The Land Registry can sue a former law firm for negligent misrepresentation in not checking whether a mortgage discharge form was genuine, the High Court has decided.
Ruling on case involving forged documents, Master Matthews said there was no fiduciary relationship between the Land Registry and Birmingham law firm Caffrey & Co, closed by the Solicitors Regulation Authority (SRA) in 2012.
Master Matthews said the solicitors involved were professional conveyancers, but “they were not detectives”, and were making statements not to a layman, but to Land Registry staff, who “might be expected to have systems for checking matters themselves”.
However, the Master said he was “narrowly persuaded”, on the “peculiar facts of this case”, that it was right to “treat the defendant as having assumed a duty to take care in the representations which it made to the claimant”.

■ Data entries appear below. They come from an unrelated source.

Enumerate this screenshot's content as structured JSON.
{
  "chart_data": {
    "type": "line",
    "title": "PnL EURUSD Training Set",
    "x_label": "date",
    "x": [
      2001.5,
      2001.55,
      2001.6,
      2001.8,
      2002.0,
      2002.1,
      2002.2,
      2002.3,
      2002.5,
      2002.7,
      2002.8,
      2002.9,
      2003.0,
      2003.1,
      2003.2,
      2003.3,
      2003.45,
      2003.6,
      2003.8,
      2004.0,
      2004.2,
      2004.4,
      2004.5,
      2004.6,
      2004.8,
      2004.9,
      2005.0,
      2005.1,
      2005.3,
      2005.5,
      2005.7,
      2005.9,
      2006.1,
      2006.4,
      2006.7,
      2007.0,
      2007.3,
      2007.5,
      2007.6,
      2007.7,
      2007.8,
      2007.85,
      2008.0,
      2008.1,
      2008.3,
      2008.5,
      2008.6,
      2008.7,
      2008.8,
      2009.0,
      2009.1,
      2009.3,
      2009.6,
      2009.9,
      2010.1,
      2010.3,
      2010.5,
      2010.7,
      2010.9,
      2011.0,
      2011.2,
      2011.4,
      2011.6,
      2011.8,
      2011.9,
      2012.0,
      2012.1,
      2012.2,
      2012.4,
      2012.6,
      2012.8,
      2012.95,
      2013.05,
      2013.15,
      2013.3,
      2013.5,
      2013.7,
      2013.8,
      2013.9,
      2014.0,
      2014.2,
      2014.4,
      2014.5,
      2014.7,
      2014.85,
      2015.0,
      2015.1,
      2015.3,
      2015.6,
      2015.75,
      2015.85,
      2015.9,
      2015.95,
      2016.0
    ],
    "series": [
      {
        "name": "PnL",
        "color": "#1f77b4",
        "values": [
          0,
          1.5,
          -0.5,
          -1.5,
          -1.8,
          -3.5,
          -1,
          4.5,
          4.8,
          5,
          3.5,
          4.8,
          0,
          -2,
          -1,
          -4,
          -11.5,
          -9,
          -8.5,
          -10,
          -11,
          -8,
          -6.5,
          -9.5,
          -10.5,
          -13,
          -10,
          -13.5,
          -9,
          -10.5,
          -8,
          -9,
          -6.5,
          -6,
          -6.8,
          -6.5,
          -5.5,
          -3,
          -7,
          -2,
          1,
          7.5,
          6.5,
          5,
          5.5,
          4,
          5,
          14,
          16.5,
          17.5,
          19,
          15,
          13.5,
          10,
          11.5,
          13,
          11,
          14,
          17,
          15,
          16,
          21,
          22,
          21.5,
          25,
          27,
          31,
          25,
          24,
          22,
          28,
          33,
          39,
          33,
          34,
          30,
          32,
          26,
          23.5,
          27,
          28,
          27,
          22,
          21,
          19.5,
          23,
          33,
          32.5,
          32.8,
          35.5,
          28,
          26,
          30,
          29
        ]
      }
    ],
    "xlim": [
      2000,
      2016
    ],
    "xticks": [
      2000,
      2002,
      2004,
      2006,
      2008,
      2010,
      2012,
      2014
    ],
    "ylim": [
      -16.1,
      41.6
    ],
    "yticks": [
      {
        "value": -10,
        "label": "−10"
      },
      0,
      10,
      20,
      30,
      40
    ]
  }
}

The court heard in Chief Land Registrar v Caffrey & Co  EWHC 161 (Ch), that Mr and Mrs Turner, registered as joint owners of a farm, charged it to the DB UK Bank as security for a loan.

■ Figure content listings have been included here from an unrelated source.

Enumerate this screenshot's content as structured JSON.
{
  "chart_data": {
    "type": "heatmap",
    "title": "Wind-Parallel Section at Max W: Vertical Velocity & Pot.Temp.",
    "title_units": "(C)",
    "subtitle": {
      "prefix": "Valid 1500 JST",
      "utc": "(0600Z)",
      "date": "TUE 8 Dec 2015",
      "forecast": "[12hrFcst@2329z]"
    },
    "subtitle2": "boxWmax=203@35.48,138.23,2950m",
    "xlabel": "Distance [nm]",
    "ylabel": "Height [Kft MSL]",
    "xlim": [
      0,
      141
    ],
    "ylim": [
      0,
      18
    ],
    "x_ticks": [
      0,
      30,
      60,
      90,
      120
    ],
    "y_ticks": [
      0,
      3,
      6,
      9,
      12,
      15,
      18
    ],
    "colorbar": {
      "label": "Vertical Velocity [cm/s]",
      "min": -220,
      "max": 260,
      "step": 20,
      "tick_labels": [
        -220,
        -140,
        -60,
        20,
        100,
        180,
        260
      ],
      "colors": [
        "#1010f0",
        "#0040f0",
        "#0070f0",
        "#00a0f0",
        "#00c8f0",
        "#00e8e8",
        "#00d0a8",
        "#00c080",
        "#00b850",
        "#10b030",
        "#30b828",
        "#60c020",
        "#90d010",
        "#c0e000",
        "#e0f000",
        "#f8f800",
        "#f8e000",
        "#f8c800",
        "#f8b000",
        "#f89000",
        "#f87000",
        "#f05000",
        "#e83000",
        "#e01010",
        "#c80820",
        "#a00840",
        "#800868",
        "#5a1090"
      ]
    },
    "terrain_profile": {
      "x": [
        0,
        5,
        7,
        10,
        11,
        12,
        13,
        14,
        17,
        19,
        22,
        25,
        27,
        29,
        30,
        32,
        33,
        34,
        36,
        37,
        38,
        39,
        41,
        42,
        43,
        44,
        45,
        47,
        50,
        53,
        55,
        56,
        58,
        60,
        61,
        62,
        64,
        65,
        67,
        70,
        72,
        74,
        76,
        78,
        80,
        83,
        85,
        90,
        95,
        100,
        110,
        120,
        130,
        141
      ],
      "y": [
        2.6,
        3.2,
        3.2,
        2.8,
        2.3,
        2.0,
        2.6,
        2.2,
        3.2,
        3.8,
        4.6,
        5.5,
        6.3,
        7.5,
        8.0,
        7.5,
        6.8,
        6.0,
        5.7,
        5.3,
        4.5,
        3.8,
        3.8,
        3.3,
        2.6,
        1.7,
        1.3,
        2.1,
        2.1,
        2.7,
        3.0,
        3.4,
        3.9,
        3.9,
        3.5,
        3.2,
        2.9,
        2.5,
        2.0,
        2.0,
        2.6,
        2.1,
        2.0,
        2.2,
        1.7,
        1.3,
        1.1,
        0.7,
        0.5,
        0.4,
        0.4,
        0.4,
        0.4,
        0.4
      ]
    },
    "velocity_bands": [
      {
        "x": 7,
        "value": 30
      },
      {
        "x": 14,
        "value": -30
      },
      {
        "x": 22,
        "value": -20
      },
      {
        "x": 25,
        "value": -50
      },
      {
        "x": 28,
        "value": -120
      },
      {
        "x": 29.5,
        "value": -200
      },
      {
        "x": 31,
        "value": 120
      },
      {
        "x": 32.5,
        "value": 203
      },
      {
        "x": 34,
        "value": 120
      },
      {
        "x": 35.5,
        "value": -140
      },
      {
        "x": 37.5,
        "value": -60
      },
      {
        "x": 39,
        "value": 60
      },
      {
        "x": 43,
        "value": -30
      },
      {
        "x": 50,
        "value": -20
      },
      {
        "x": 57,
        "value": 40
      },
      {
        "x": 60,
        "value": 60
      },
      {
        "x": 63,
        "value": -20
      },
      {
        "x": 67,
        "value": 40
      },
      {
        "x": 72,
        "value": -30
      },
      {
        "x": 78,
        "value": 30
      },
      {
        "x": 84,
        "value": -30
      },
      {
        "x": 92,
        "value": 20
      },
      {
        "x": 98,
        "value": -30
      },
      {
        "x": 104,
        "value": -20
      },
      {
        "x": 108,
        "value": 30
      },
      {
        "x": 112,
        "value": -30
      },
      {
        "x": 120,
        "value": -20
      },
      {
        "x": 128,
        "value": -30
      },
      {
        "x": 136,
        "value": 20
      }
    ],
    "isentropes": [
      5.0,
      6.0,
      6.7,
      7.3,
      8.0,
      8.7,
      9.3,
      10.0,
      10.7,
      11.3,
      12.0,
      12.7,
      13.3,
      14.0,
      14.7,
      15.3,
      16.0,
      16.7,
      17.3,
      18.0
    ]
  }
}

Master Matthews said the couple supplied the law firm with a DS1 mortgage discharge form “purportedly signed on behalf of the bank”, but in fact “it was not so signed”.
The Master said: “The Turners told the defendant that the bank was represented by another firm of solicitors, but this was not true either.
“The defendant did not contact the bank or the solicitors allegedly instructed by them to verify the DS1 or the instruction of solicitors. Instead it submitted the form DS1 to the Land Registry together with a form AP1 to apply to alter the register and delete the charge.
“The Land Registry raised a requisition requesting evidence that the person signing the DS1 had authority to do so on behalf of the bank.”
In response the Turners produced a “purported power of attorney”, apparently appointing four people to act as attorneys for the bank, which the Master said was a “fabrication”.
The law firm sent a certified copy to the Land Registry, which removed the mortgage from the title to the property. Following the bankruptcy of Mrs Turner in 2010, the bank discovered its charge had been removed and applied to reinstate it.
The court heard that Mr Turner had previously registered a charge over the property in favour of Santander, which objected to the reinstatement. An adjudicator decided in 2012 that the DB UK charge could be reinstated, but only as a second charge, and the bank obtained an indemnity from the Land Registry.
The master rejected the Land Registry’s first cause of action against Caffrey & Co, a claim that the law firm owed a duty of care to the bank, which it had breached. The Land Registry argued that it was “subrogated by statute” to the claim of the bank under the Land Registration Act 2002.
Master Matthews rejected this argument. He said the law firm “having been told that the bank had its own solicitors, had no reason to think that the bank was relying on it in any way, no reason to disclaim any duty towards the bank and no reason to advise it to take its own advice”.
He went on: “Here the defendant was indeed responsible for doing the particular act (submitting the documents to the Land Registry without making the checks suggested). But that is what it was asked to do. Indeed, its clients could have complained had it not done just that.
“In my view it is not fair just or reasonable to make the solicitor in this case responsible to the bank for the risk of fraud within an inherently risky system.”
However, the master agreed to the Land Registry’s second application for judgment in default, based on negligent misrepresentation. The defendant law firm did not appear in court and was not represented.
A spokesman for the SRA said that Caffrey & Co, incorporating Khattak-Pasha & Co, was closed following an intervention in 2012.